A importância do “gap” entre o valor de avaliação bancária e o preço de venda negociado

Fotos de terrenos a venda em curitiba Imobiliaria Mota

A importância do “gap” entre o valor de avaliação bancária e o preço de venda negociado

Certa vez, acompanhei um cliente que estava prestes a realizar o sonho de adquirir seu primeiro apartamento. Tínhamos tudo alinhado: a localização era perfeita, o imóvel estava impecável e o vendedor aceitou a proposta. No entanto, na etapa do financiamento, veio o balde de água fria. O banco avaliou o imóvel por um valor significativamente abaixo do preço que havíamos acordado na negociação. Ali, meu cliente se viu diante de um impasse: ou ele pagava a diferença do próprio bolso — o que inviabilizaria seu planejamento financeiro — ou a venda seria cancelada.

Esse cenário é muito mais frequente do que se imagina e revela uma dinâmica crucial que muitas vezes passa despercebida por quem compra ou vende: o peso da avaliação bancária no fechamento do negócio.

Quando o número do banco não bate com a expectativa do mercado

O erro mais comum é acreditar que o preço de venda é um valor absoluto. Na prática, o mercado imobiliário trabalha com percepções, enquanto o banco trabalha com risco. A avaliação que a instituição financeira realiza não é uma tentativa de prever o valor de mercado exato para revenda, mas sim uma análise técnica cautelosa. O perito do banco busca garantias. Se ele avalia uma unidade por 500 mil reais, mas o comprador fechou negócio por 550 mil, o banco limitará o financiamento à porcentagem da avaliação mais baixa.

Essa diferença, o chamado “gap”, cria um buraco no fluxo de caixa da operação. Se você financia 80% do valor, o banco lhe emprestará 80% dos 500 mil, e não sobre os 550 mil.

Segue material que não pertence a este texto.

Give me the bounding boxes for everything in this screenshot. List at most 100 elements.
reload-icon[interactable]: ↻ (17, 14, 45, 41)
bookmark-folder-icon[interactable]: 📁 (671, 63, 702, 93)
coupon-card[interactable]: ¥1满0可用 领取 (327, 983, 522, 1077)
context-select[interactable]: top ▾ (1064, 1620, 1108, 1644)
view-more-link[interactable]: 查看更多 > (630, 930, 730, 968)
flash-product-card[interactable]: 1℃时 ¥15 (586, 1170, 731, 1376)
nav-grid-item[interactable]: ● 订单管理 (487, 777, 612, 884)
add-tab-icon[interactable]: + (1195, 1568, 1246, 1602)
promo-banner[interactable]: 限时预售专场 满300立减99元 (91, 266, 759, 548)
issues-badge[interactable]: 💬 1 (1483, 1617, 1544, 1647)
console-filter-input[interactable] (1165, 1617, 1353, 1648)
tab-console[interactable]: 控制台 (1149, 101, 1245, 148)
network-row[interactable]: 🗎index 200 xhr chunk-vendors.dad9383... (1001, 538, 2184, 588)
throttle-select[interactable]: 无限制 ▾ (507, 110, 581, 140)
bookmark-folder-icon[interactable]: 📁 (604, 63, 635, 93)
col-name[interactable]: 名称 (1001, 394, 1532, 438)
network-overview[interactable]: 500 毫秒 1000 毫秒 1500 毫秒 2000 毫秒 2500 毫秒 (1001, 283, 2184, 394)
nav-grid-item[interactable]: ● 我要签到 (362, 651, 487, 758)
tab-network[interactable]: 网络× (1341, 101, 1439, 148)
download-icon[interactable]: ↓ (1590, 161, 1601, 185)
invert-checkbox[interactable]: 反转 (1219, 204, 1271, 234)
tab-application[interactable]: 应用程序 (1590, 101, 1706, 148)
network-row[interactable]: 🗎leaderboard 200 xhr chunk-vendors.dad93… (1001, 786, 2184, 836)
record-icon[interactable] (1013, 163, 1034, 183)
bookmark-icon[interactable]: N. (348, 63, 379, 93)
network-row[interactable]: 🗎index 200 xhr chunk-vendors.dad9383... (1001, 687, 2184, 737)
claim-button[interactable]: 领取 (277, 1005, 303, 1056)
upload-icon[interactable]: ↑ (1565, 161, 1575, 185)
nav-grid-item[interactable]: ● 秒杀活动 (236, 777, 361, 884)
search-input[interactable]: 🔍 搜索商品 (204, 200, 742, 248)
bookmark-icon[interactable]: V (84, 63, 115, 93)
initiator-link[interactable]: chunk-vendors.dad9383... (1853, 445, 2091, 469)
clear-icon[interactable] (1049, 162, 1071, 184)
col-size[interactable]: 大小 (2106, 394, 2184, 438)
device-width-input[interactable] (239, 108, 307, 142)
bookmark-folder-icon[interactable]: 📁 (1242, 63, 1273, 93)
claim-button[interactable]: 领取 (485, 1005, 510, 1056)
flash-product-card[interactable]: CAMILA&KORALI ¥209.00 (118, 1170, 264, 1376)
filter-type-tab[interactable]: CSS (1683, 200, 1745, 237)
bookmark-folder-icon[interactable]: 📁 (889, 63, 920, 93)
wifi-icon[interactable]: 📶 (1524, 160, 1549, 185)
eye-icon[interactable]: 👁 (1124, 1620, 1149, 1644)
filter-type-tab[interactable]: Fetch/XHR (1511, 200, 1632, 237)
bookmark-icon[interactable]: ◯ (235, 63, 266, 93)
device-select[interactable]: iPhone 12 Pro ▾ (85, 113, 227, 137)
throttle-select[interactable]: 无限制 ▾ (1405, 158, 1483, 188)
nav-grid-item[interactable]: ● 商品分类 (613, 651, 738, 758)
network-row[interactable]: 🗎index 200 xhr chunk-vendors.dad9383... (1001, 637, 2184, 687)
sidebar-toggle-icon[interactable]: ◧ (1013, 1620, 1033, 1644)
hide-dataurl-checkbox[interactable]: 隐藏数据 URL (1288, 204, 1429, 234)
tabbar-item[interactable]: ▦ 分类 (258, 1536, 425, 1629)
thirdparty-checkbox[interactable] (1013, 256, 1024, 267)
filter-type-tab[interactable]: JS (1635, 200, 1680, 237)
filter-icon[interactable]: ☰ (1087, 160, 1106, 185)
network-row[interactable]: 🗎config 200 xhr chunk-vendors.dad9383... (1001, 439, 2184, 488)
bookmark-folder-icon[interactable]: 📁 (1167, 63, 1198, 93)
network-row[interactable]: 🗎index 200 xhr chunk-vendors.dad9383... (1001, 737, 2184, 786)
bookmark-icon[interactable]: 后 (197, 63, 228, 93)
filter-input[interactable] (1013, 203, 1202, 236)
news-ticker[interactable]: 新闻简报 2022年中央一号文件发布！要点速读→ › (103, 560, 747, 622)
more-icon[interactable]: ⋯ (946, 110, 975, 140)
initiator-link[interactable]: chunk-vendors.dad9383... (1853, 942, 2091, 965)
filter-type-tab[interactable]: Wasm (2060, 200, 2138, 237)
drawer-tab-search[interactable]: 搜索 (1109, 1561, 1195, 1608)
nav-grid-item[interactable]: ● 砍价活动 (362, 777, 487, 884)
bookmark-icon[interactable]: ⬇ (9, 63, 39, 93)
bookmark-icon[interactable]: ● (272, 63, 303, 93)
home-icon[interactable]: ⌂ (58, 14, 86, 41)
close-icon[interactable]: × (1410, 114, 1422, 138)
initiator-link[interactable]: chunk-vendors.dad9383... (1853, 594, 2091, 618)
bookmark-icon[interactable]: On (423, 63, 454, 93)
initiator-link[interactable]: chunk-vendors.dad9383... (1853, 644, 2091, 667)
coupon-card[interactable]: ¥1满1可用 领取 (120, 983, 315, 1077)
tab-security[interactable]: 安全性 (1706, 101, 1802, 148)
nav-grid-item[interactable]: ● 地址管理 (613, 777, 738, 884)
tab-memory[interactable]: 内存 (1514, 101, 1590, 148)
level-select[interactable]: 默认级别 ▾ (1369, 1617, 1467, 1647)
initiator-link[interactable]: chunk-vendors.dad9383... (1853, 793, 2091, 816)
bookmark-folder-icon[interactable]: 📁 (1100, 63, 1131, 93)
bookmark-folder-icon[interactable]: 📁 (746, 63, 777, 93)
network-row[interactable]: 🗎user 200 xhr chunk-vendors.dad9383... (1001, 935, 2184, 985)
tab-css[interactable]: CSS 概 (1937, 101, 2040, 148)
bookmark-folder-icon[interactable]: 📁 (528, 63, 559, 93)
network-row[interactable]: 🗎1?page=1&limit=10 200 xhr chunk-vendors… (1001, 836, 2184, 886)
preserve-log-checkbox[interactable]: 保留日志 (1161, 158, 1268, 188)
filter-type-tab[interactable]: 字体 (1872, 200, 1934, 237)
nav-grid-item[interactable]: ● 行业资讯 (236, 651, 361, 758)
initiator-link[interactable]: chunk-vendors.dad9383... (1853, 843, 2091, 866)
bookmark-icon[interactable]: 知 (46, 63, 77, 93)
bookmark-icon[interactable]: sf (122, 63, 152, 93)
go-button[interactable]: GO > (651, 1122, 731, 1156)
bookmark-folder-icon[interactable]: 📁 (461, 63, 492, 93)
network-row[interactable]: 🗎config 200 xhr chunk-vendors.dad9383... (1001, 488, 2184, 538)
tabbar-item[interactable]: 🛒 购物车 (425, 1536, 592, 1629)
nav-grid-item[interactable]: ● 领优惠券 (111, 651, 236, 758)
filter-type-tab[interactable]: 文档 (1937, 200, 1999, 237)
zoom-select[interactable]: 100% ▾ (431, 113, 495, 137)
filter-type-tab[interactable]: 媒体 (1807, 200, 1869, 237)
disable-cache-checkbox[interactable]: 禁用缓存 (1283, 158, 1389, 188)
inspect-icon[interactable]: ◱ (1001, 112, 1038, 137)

A consequência imediata é que o comprador precisa desembolsar a diferença de 50 mil reais na entrada, além dos custos cartoriais e impostos que não estavam previstos no orçamento inicial.

Como antecipar riscos e evitar surpresas desagradáveis

Para evitar que uma negociação trave na reta final, a melhor estratégia é a preparação prévia. Antes mesmo de assinar qualquer contrato ou dar sinal, o ideal é consultar corretores que possuam experiência com avaliações bancárias e que conheçam o comportamento dos bancos na região.

Alguns pontos que costumam influenciar essa discrepância:

Estado de conservação: reformas estruturais que não foram averbadas na matrícula podem ser ignoradas pelo avaliador.

Perfil de liquidez: imóveis com características muito peculiares ou em locais de difícil acesso tendem a sofrer avaliações mais conservadoras.

Documentação incompleta: qualquer pendência na escritura gera um fator de redutor de valor pelo perito.

Muitas vezes, a solução está em uma renegociação amigável. Quando o gap é revelado, o vendedor precisa entender que o problema não é o comprador, mas uma barreira técnica imposta pelo sistema financeiro. Nesse momento, a flexibilidade de ambos os lados é o que salva o negócio. O vendedor pode optar por baixar o preço para igualar o valor da avaliação, ou o comprador pode tentar uma segunda avaliação com outro agente financeiro, embora isso não seja garantia de um resultado diferente.

O papel estratégico do corretor de imóveis

Quem atua no mercado sabe que o fechamento da venda acontece muito antes da assinatura da escritura. Um corretor bem preparado não olha apenas para o valor de venda, mas analisa se aquele preço está dentro da realidade que o banco vai aceitar.

O planejamento patrimonial exige frieza. Se você está investindo ou comprando para morar, nunca ignore a possibilidade de o banco avaliar o imóvel abaixo do que você pretende pagar. Ter uma reserva de contingência para cobrir essa variação, ou ter clareza sobre o valor real de mercado antes de colocar o dinheiro na mesa, é a diferença entre realizar um bom negócio e entrar em uma dívida que pode comprometer suas finanças pelos anos seguintes. O mercado imobiliário recompensa quem enxerga além do preço de vitrine e entende as engrenagens que movem a avaliação bancária.